In quei periodi di mia febbrile attività pittorica, ebbi modo di rinfrancarmi per interi pomeriggi a leggere dello scrittore e poeta Elio Pecora testi imprestati da intellettuali che in modo feticista reclamavano la restituzione del libro senza la minima piega.
Qualche anno fa incontrai Elio Pecora a Napoli ad una manifestazione di Poesia e quello che mi colpì di lui, oltre alla fronte aggrottata, fu la sua espressività, quel suo parlare denso e pacato col quale comunicava l’inesprimibile.
In Simmetrie mi è sembrato di ritrovare un corpo di vetro levigato e fragile come il vivere del poeta e della sua poesia, un corpo che come i versi dell’autore si fa magma incandescente e diventa piani sottili, squadrati e coincidenti che docilmente si intersecano creando alla vista preziose geometrie per la mente e per l’anima, un gioco di colore, alchemico kandiskyano, fatto di giallo/rosso e rosso/azzurro.
L’autore, oltre alla metamorfosi della materia, si rivolge all’assenza in modo ossessivo e convulso come i Martiri si isolano dal mondo mostrando fino all’inverosimile i segni del loro distacco terreno.

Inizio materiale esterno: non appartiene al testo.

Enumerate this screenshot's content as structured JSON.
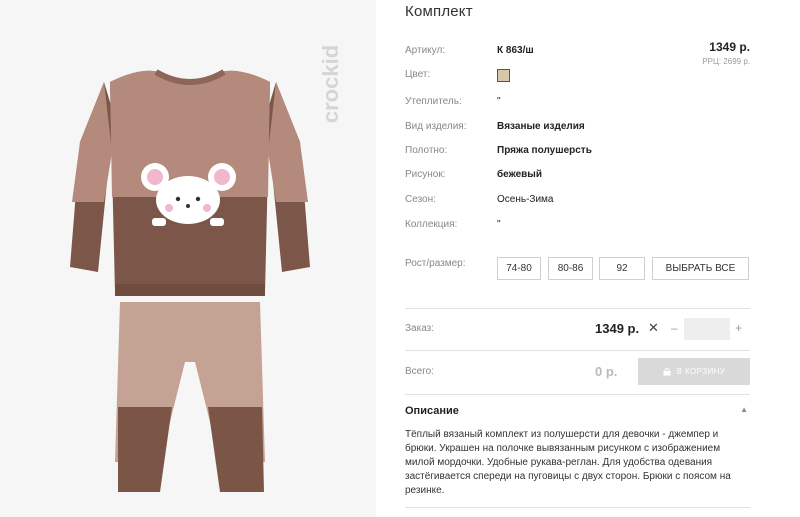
{
  "product": {
    "title": "Комплект",
    "brand": "crockid"
  },
  "price": {
    "main": "1349 р.",
    "rrc": "РРЦ: 2699 р."
  },
  "attributes": [
    {
      "label": "Артикул:",
      "value": "К 863/ш",
      "bold": true
    },
    {
      "label": "Цвет:",
      "value": ""
    },
    {
      "label": "Утеплитель:",
      "value": "\""
    },
    {
      "label": "Вид изделия:",
      "value": "Вязаные изделия",
      "bold": true
    },
    {
      "label": "Полотно:",
      "value": "Пряжа полушерсть",
      "bold": true
    },
    {
      "label": "Рисунок:",
      "value": "бежевый",
      "bold": true
    },
    {
      "label": "Сезон:",
      "value": "Осень-Зима"
    },
    {
      "label": "Коллекция:",
      "value": "\""
    },
    {
      "label": "Рост/размер:",
      "value": ""
    }
  ],
  "color_swatch": "#d6c7a8",
  "sizes": [
    "74-80",
    "80-86",
    "92"
  ],
  "select_all_label": "ВЫБРАТЬ ВСЕ",
  "order": {
    "label": "Заказ:",
    "price": "1349 р.",
    "times": "✕",
    "minus": "–",
    "plus": "+",
    "quantity": ""
  },
  "total": {
    "label": "Всего:",
    "price": "0 р.",
    "cart_button": "В КОРЗИНУ"
  },
  "description": {
    "heading": "Описание",
    "text": "Тёплый вязаный комплект из полушерсти для девочки - джемпер и брюки. Украшен на полочке вывязанным рисунком с изображением милой мордочки. Удобные рукава-реглан. Для удобства одевания застёгивается спереди на пуговицы с двух сторон. Брюки с поясом на резинке."
  },
  "colors": {
    "sweater_light": "#b48a7c",
    "sweater_dark": "#7c5648",
    "trousers_light": "#c4a394",
    "trousers_dark": "#7b5646"
  }
}
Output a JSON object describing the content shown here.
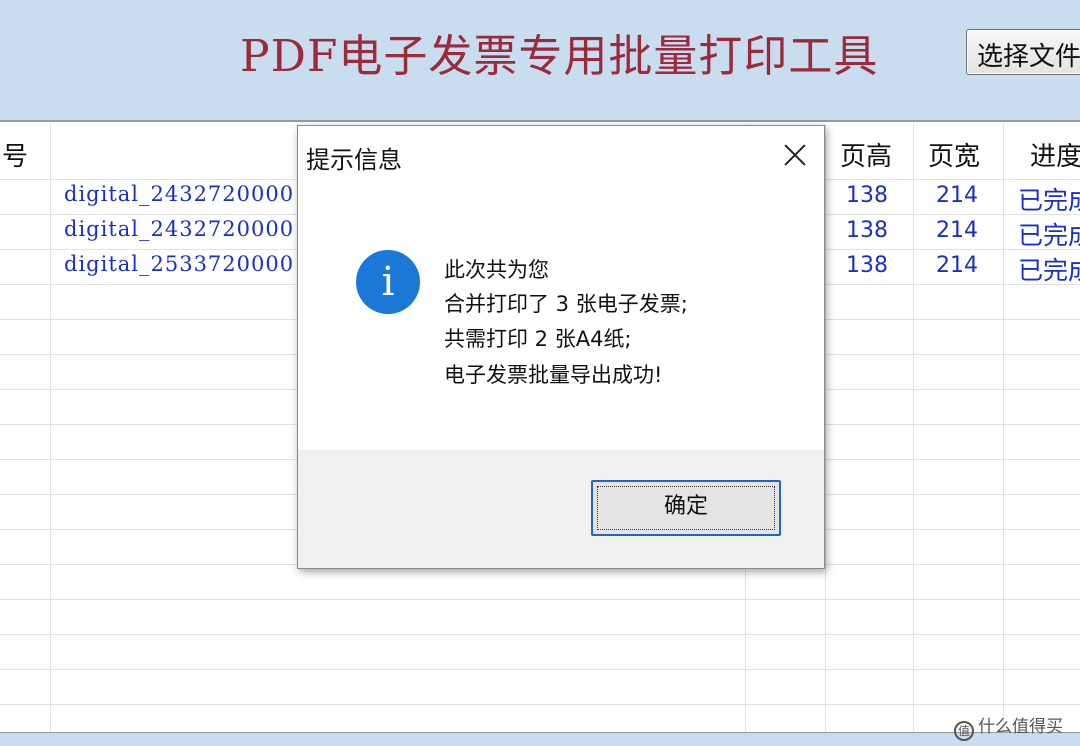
{
  "header": {
    "title": "PDF电子发票专用批量打印工具",
    "select_file_button": "选择文件"
  },
  "table": {
    "columns": [
      "号",
      "",
      "页高",
      "页宽",
      "进度"
    ],
    "rows": [
      {
        "file": "digital_2432720000",
        "height": "138",
        "width": "214",
        "status": "已完成"
      },
      {
        "file": "digital_2432720000",
        "height": "138",
        "width": "214",
        "status": "已完成"
      },
      {
        "file": "digital_2533720000",
        "height": "138",
        "width": "214",
        "status": "已完成"
      }
    ]
  },
  "dialog": {
    "title": "提示信息",
    "icon": "info-icon",
    "lines": [
      "此次共为您",
      "合并打印了 3 张电子发票;",
      "共需打印 2 张A4纸;",
      "电子发票批量导出成功!"
    ],
    "ok_button": "确定"
  },
  "watermark": "值 什么值得买",
  "colors": {
    "header_bg": "#c9ddf1",
    "title_color": "#9b2a3a",
    "cell_text": "#1a2ecc",
    "info_icon": "#1a78d6",
    "ok_border": "#1f64c7"
  }
}
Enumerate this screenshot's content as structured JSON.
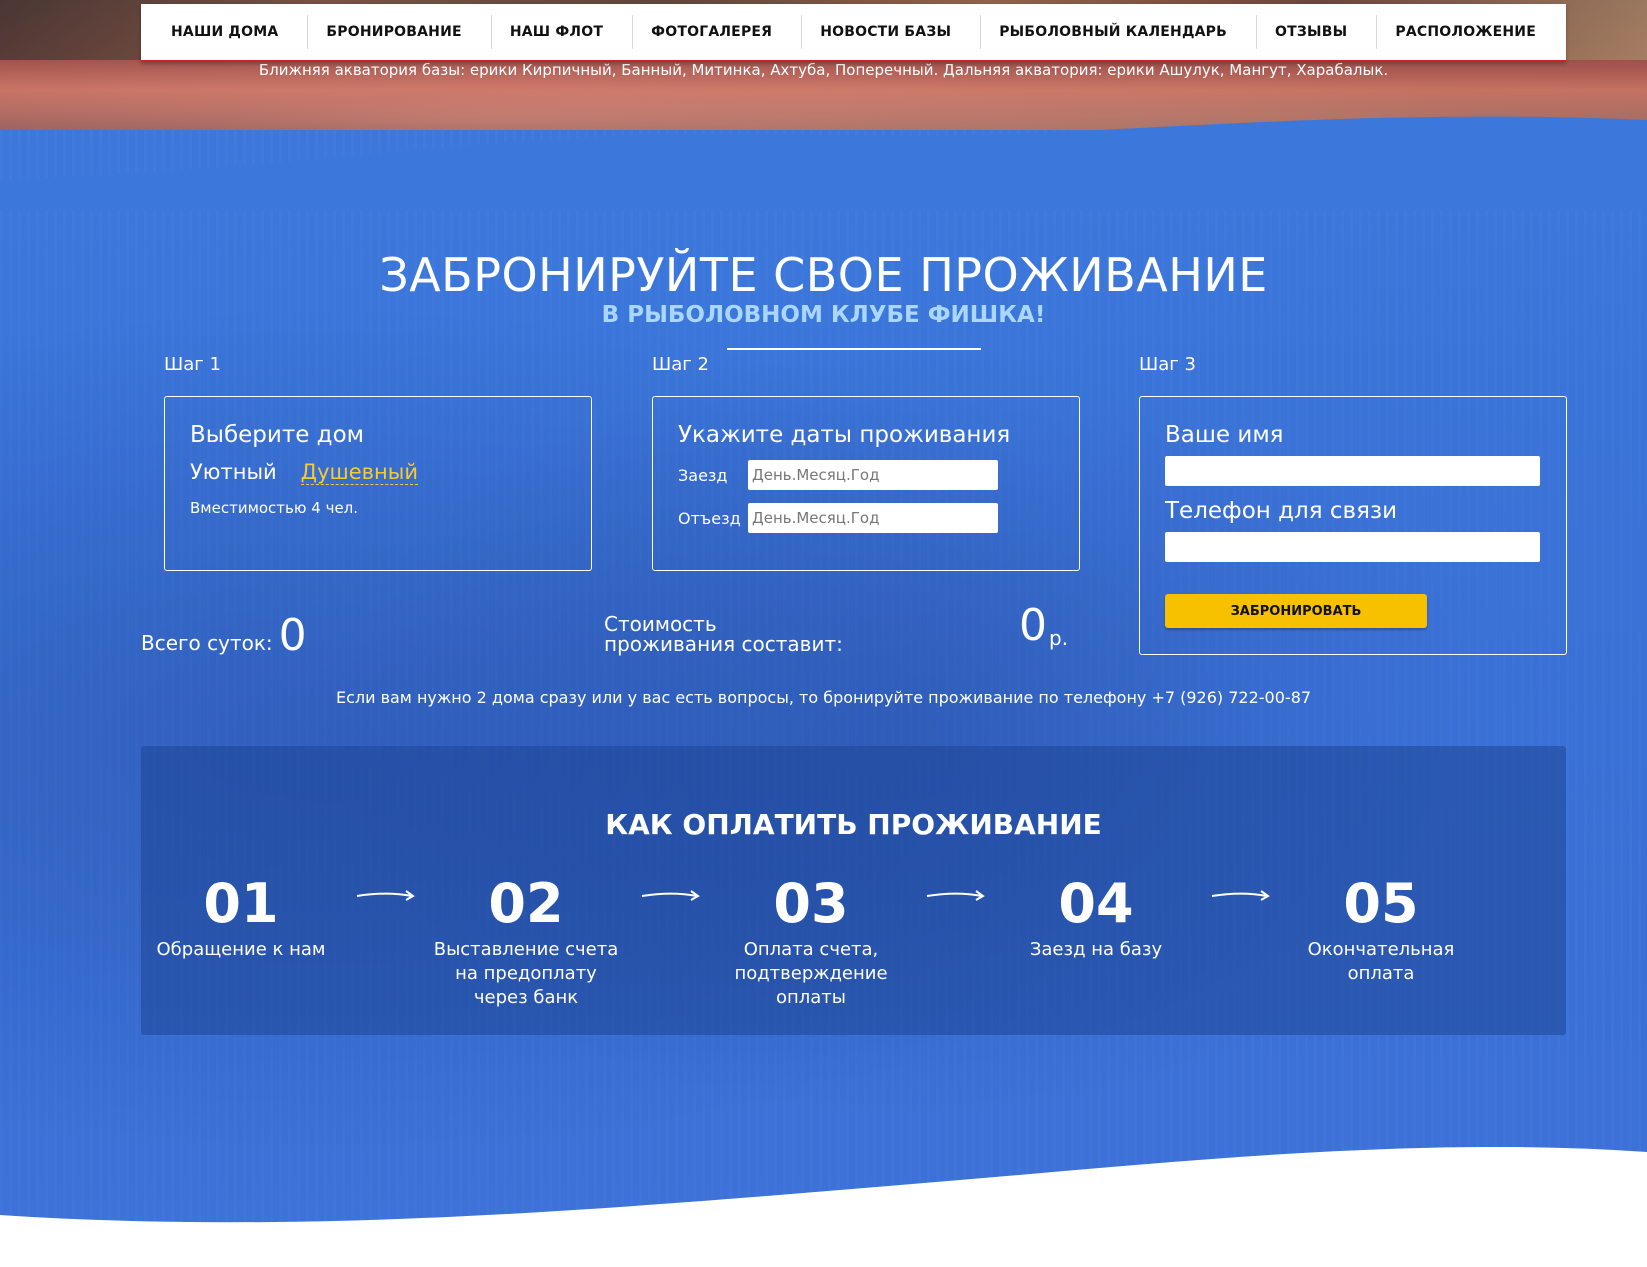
{
  "nav": {
    "items": [
      "НАШИ ДОМА",
      "БРОНИРОВАНИЕ",
      "НАШ ФЛОТ",
      "ФОТОГАЛЕРЕЯ",
      "НОВОСТИ БАЗЫ",
      "РЫБОЛОВНЫЙ КАЛЕНДАРЬ",
      "ОТЗЫВЫ",
      "РАСПОЛОЖЕНИЕ"
    ]
  },
  "waters_text": "Ближняя акватория базы: ерики Кирпичный, Банный, Митинка, Ахтуба, Поперечный. Дальняя акватория: ерики Ашулук, Мангут, Харабалык.",
  "booking": {
    "title": "ЗАБРОНИРУЙТЕ СВОЕ ПРОЖИВАНИЕ",
    "subtitle": "В РЫБОЛОВНОМ КЛУБЕ ФИШКА!",
    "step1": {
      "label": "Шаг 1",
      "heading": "Выберите дом",
      "houses": [
        "Уютный",
        "Душевный"
      ],
      "selected": "Душевный",
      "capacity": "Вместимостью 4 чел."
    },
    "step2": {
      "label": "Шаг 2",
      "heading": "Укажите даты проживания",
      "checkin_label": "Заезд",
      "checkout_label": "Отъезд",
      "date_placeholder": "День.Месяц.Год"
    },
    "step3": {
      "label": "Шаг 3",
      "name_label": "Ваше имя",
      "phone_label": "Телефон для связи",
      "button": "ЗАБРОНИРОВАТЬ"
    },
    "total_days_label": "Всего суток:",
    "total_days": "0",
    "cost_label": "Стоимость проживания составит:",
    "cost": "0",
    "currency": "р.",
    "phone_note": "Если вам нужно 2 дома сразу или у вас есть вопросы, то бронируйте проживание по телефону +7 (926) 722-00-87"
  },
  "payment": {
    "title": "КАК ОПЛАТИТЬ ПРОЖИВАНИЕ",
    "steps": [
      {
        "num": "01",
        "text": "Обращение к нам"
      },
      {
        "num": "02",
        "text": "Выставление счета на предоплату через банк"
      },
      {
        "num": "03",
        "text": "Оплата счета, подтверждение оплаты"
      },
      {
        "num": "04",
        "text": "Заезд на базу"
      },
      {
        "num": "05",
        "text": "Окончательная оплата"
      }
    ]
  },
  "colors": {
    "blue": "#3a73d8",
    "accent_yellow": "#f7c100",
    "nav_border": "#c92424",
    "subtitle": "#a9d7ff"
  }
}
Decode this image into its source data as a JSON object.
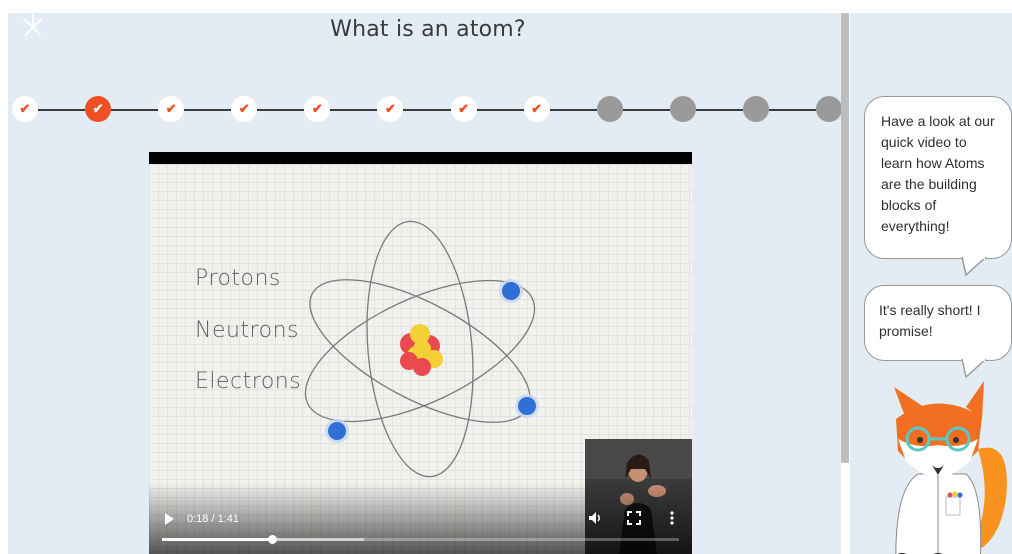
{
  "page": {
    "title": "What is an atom?"
  },
  "progress": {
    "steps": [
      {
        "state": "done"
      },
      {
        "state": "current"
      },
      {
        "state": "done"
      },
      {
        "state": "done"
      },
      {
        "state": "done"
      },
      {
        "state": "done"
      },
      {
        "state": "done"
      },
      {
        "state": "done"
      },
      {
        "state": "todo"
      },
      {
        "state": "todo"
      },
      {
        "state": "todo"
      },
      {
        "state": "todo"
      }
    ],
    "check_glyph": "✔",
    "colors": {
      "done_check": "#f04e23",
      "current_fill": "#f04e23",
      "todo_fill": "#9a9a9a"
    }
  },
  "video": {
    "labels": [
      "Protons",
      "Neutrons",
      "Electrons"
    ],
    "time_display": "0:18 / 1:41",
    "played_fraction": 0.214,
    "buffered_fraction": 0.39,
    "icons": {
      "play": "play-icon",
      "volume": "volume-icon",
      "fullscreen": "fullscreen-icon",
      "more": "more-vert-icon"
    }
  },
  "sidebar": {
    "bubble1": "Have a look at our quick video to learn how Atoms are the building blocks of everything!",
    "bubble2": "It's really short! I promise!"
  }
}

Come loro Pecora ama le rose non solo per il colore ma per le pungenti spine.
Allora mi interrogo sulla Poesia e sull’esistenza di una poesia autentica fatta di sola sostanza.
Una vera Poesia dello sguardo quella che ritrovo in Pecora come quella di Penna, Bertolucci e Caproni: profondi ascultatori di suoni e visioni, sensitive talpe che scavavano nel terreno dell’assoluto.
L’autore accoglie con disinvoltura sulla sua retina un dischiudersi di umori metafisici.
Il suo poetare è libero e fragile come una farfalla che leggera svolazza in tutte le direzioni del sogno: così intravediamo anche da Un occhio corto, una bellezza rarefatta e siderale di cui l’attento giardiniere di Wirbul esclama davanti ad una lumaca: “Siamo tutti su questa terra ad aspettare che qualcosa sopraggiunga a nostra insaputa. Non so se è la bellezza!”
Nell’ultima parte del libro si riconoscono una serie di ritratti umili e intimi scavati nel melmoso mare dello smarrimento esistenziale: la psicologa, la cardiopatica, l’ecologista, il dentista di Napoli sopraggiungono a chi legge lenti come i segni di un bisturi.
E i poeti, uomini trascorsi e dispersi come cenere nel tempo, cerchi fugaci lasciati dai sassi sull’acqua, lampi rosa intravisti al fianco delle stelle ai quali Pecora omaggia un canto solidale.
Alla mia mente balena, come una fiamma ardente, Arthur Rimbaud, quando in una lettera inviata a Gorges Izambard dice: “Adesso, mi incaglio il più possibile. Perché? Voglio essere poeta e lavoro a rendermi veggente. Lei non capirà, e io quasi non saprei spiegarle. Si tratta di arrivare all’ignoto mediante la sregolatezza di tutti i sensi. Sono sofferenze immense, ma bisogna essere forte, essere nato poeta, e io mi sono riconosciuto poeta”.
Parole che dovrebbero essere incise sulla porta di chi ha la vocazione o la presunzione di essere poeta.
Infine mi accorgo che i versi di Pecora sono circolarmente sonori, si espandono in una astratta concretezza, simile all’universo geometrico della solitaria Emily Dickinson nei “Bollettini dell’immortalità”.
Nel congedarsi dalle sue poesie l’autore scrive: Stretta porta segreta inserrata nell’ombra, un verso che fa presagire il vero destino del poeta, quello di rimanere bendato, aperto a tutte le direzioni, vagabondo in un terreno che frana sotto i piedi, sicuro di sé egli percepisce dove alberga l’assenza.